O mercado americano encerrou a terça-feira em território negativo após declarações do presidente do Federal Reserve, Jerome Powell, que esfriaram o otimismo recente dos investidores. O S&P 500 recuou 0,6%, o Dow Jones perdeu 0,2% e o Nasdaq, mais pressionado pelo desempenho das empresas de tecnologia, caiu quase 1%. Ao longo do pregão, observou-se um movimento de realização de lucros em ações ligadas à inteligência artificial, com parte dos recursos migrando para papéis considerados mais defensivos, como small caps, empresas de valor e ações pagadoras de dividendos. O ambiente de cautela foi reforçado pela preocupação com uma possível paralisação do governo americano, após o presidente Donald Trump cancelar uma reunião com parlamentares democratas em meio ao impasse sobre o orçamento federal.
Em discurso realizado em Rhode Island, Powell classificou a conjuntura econômica como “desafiadora”. Segundo ele, o corte de 25 pontos-base nos juros promovido na semana passada não deve ser interpretado como início de uma flexibilização agressiva, mas sim como uma medida de “gestão de risco”, em resposta ao enfraquecimento do mercado de trabalho, mesmo com a inflação ainda elevada. Powell chamou atenção para os chamados “riscos bilaterais”: de um lado, a persistência de pressões inflacionárias; de outro, sinais de deterioração no emprego. Não existe um caminho livre de riscos para a política monetária e o Fed não está preso a um roteiro fixo, devendo seguir calibrando suas decisões conforme a evolução dos dados. A ausência de pistas mais claras sobre os próximos passos aumentou a incerteza entre os investidores, levando os índices a acelerarem as quedas durante sua fala.

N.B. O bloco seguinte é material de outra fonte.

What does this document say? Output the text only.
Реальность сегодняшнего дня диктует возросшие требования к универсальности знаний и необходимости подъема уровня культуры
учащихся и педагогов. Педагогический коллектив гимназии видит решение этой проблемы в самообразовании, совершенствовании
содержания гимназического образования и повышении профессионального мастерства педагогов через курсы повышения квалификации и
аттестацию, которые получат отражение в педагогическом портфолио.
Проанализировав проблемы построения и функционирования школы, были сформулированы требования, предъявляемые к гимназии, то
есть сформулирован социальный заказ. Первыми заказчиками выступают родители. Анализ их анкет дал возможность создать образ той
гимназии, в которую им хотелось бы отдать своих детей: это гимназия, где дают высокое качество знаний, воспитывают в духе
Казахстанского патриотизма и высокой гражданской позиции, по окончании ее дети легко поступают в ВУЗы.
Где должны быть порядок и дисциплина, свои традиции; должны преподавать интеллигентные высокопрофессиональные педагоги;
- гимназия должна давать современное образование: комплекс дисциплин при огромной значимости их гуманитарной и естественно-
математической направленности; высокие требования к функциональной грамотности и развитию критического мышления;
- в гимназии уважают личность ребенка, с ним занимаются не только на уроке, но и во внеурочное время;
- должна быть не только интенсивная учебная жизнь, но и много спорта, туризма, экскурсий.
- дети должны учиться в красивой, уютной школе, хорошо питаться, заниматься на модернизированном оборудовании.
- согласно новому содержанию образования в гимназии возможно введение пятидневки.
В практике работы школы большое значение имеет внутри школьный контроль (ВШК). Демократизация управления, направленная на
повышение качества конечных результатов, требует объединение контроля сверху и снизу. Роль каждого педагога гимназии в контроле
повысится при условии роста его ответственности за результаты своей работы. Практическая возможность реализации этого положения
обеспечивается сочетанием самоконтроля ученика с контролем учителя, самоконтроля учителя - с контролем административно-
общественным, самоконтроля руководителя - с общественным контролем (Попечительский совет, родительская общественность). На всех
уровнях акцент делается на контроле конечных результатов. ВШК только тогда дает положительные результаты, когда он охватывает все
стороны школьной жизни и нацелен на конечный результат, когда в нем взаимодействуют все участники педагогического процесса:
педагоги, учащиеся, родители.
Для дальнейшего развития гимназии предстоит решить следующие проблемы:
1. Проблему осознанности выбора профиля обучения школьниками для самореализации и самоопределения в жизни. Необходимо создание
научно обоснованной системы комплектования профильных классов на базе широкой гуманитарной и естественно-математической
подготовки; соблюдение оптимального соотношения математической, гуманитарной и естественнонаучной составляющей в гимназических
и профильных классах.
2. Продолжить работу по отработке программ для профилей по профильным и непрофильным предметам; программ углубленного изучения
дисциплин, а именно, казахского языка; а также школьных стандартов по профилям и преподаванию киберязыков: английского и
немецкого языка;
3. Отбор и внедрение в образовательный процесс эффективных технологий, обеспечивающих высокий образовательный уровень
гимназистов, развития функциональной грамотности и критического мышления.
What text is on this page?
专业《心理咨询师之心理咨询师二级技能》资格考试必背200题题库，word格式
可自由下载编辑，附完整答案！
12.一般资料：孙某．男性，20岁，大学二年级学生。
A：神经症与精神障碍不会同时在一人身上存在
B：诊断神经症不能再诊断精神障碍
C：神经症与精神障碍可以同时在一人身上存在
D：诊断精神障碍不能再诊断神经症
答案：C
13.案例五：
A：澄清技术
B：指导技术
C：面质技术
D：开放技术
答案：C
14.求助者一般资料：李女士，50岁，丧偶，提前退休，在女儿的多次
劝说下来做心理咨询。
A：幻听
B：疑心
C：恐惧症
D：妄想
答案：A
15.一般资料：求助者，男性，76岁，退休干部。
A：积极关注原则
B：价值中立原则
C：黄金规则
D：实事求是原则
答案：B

· 02:33 — Risco de “shutdown”
O Congresso americano volta a flertar com a possibilidade de uma paralisação do governo — o chamado shutdown — a partir de 1º de outubro, após democratas e republicanos bloquearem a proposta de financiamento temporário. De um lado, os democratas pressionam por maiores recursos destinados à saúde; de outro, os republicanos defendem a manutenção de gastos contidos, aceitando apenas uma extensão simples até 21 de novembro. O cenário se complica ainda mais pelo calendário legislativo: o Senado entrou em recesso e só deve retomar os trabalhos em 29 de setembro, o que reduz a margem de negociação. Entre os republicanos, prevalece a expectativa de que os democratas acabem cedendo para evitar o desgaste de serem responsabilizados por uma interrupção dos serviços públicos.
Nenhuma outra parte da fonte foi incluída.